Sonrió amistosamente, no sé por qué, y dijo:

—Yo he buscado nuevos caminos para la curación.

—¿De los locos? ¿Pretende que mi señora está loca?

—De ninguna manera. Una simple perturbación, difícil de curar, eso sí.

—No entiendo.

—Trate de entender, porque de su respuesta dependerá lo que yo decida. Recuerde, señor Bordenave, que un médico de mi especialidad tiene algo de funcionario policial y hasta de juez.

Me pareció que amenazaba. Contesté:

—Si quiere que lo entienda, hable claro.

—Está bien. Como le decía, busqué nuevos métodos de curación. Pensé, el que se duerme, se calma, y recordé procedimientos para conciliar el sueño.

—¿Existen?

—Cómo no. Mire lo que son las cosas, yo tenía dificultades para dormirme. Un señor me aconsejó «En cama, tome la postura que le convenga, cierre los ojos e imagine que avanza por una alameda. Cuanto más rápido avance, más rápido pasarán en sentido contrario los árboles. Con el movimiento se desdibujarán y usted se dormirá». La receta dio resultado hasta que una noche los álamos se me convirtieron en cipreses y desemboqué en un cementerio.

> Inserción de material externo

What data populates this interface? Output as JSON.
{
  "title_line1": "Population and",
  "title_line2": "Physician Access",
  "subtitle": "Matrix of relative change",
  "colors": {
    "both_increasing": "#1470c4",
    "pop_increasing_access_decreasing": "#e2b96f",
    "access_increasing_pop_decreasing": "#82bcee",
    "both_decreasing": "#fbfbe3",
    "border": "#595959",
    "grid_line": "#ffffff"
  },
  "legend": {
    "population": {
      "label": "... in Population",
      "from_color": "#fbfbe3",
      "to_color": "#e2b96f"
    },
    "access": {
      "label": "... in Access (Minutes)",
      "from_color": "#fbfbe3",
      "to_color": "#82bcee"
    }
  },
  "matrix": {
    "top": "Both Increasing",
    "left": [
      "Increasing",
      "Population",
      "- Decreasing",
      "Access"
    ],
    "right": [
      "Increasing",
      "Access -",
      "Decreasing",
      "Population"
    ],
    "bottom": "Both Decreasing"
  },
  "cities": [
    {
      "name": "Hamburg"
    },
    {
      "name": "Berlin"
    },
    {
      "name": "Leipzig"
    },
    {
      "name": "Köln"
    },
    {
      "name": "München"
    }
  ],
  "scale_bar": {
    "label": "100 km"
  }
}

—¿El cementerio lo desveló?

—Claro. Otro señor, el padre de un amigo, me aconsejó: «Imagine que entra en una ciudad. Pasa por tantas calles y tantas casas que al fin se cansa y se duerme. Para no fijar la atención, lo que sería contraproducente, convendría que no abunden los detalles y que la ciudad esté vacía». Ahora bien, una ciudad vacía trae recuerdos de películas de guerra, de ciudades conquistadas, de francotiradores que acechan desde las casas. En ese punto usted se desvela, porque teme un ataque.

—¿Y por último dio con el procedimiento adecuado? —pregunté.

—Desde luego. Sin preguntar a nadie, casi le diré por instinto. Imagino un perro, durmiendo al sol, en una balsa que navega lentamente aguas abajo, por un río ancho y tranquilo.

—¿Y entonces?

—Entonces —contestó— imagino que soy ese perro y me duermo.

—¿Que usted es el perro?

—Claro. Le prevengo que un perrito ladrador no sirve. Tiene que ser un perro grande, preferiblemente de cabeza ancha.

Yo creo que el tema de esa conversación me tranquilizó. Era notable: si usted nos veía, nos tomaba por grandes amigos. Tratando de reaccionar, pensé: «No es cuestión de que me envuelva y me adormezca». Le dije:

—Usted iba a hablarme de sus métodos para curar a ciertos enfermos.

—Ya verá —dijo—. Mientras buscaba a la noche procedimientos para conciliar el sueño, de día buscaba procedimientos para curar el alma.

Me sentí muy inteligente, cuando observé:

—Se le ocurrió vincular una cosa y otra.

—Claro —contestó—. Buscaba una cura de reposo, y de algún modo intuí que para el hombre no había mejor cura de reposo que una inmersión en la animalidad.

—Ahora sí que no entiendo —le dije.

No se enojó. Me iba tan bien que temí que esa conversación desembocara en algo horrible.